The Introduction discusses the authors and the proposed date of the Romance (Penninc and Pieter Vostaert; 1230-1260), and after that the 'Artistic Achievement' and the sources and influence. The edition is followed by Notes in which Johnson gives literary-historical elucidations and in which he discusses the more drastic emendations. A list of small emendations is to be found in appendix A, and appendix B is the edition of the fragment. There is also an index of names. The bibliography has been updated since 1992, when the Garland edition was published, but the contents of later studies have not been incorporated into the Introduction or Notes of the present edition. And this is precisely the--only--point of criticism I want to make. Especially the contributions by Lacy, Haug and Riddy should have been used to update the Introduction, a great chance has been missed here. But on the whole, this is a book worth having and reading, a book that will give one new ideas for research in Arthurian literature.

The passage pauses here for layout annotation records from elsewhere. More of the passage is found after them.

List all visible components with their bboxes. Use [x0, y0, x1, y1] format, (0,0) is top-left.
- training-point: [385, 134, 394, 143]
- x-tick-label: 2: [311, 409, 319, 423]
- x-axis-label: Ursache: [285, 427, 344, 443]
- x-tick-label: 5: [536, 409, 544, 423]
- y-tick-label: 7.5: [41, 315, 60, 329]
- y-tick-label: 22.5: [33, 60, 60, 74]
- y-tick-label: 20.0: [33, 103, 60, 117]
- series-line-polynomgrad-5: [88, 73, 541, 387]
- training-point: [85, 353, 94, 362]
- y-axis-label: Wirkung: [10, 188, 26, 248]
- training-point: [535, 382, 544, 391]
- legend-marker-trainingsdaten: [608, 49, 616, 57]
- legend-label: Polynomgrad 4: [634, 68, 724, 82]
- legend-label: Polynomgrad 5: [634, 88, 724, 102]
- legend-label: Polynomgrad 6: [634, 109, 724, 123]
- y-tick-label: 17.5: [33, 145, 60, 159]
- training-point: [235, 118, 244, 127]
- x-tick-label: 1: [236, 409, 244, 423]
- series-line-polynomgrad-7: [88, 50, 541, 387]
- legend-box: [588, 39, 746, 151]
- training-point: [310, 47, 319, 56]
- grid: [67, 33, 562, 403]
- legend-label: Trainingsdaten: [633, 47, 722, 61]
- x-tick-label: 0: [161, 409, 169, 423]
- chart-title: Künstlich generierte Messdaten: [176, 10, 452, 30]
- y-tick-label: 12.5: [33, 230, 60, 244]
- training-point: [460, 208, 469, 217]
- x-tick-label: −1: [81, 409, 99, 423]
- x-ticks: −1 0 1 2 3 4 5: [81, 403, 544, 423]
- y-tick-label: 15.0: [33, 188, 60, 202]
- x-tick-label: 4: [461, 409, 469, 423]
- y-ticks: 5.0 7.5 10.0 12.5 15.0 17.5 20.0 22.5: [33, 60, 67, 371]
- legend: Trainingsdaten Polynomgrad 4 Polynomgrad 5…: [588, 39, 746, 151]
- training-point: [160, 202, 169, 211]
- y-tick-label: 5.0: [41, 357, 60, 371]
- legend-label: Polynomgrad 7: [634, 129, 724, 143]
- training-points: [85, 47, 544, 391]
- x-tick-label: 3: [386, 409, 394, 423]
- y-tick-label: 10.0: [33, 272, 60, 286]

[1] Bart Besamusca and Erik Kooper, eds., Originality and Tradition in the Middle Dutch "Roman van Walewein", Arthurian Literature XVII (Cambridge: D.S. Brewer, 1999). In the introduction the editors give a very good and up-to-date overview of the 'Walewein'-research.

[2] Recent surveys of Middle Dutch Arthurian literature are to be found in W. H. Jackson and S. A. Ranawake, eds., The Arthur of the Germans; the Arthurian Legend in Medieval German and Dutch Literature, Arthurian Literature in the Middle Ages 3 (Cardiff: University of Wales Press, 2000) pp: 187-228; and in Geert H. M. Claassens and David F. Johnson, eds., King Arthur in the Medieval Low Countries, Mediaevalia Lovaniensia, Series I, Studia XXVIII (Leuven: University Press, 2000) pp. 1-34.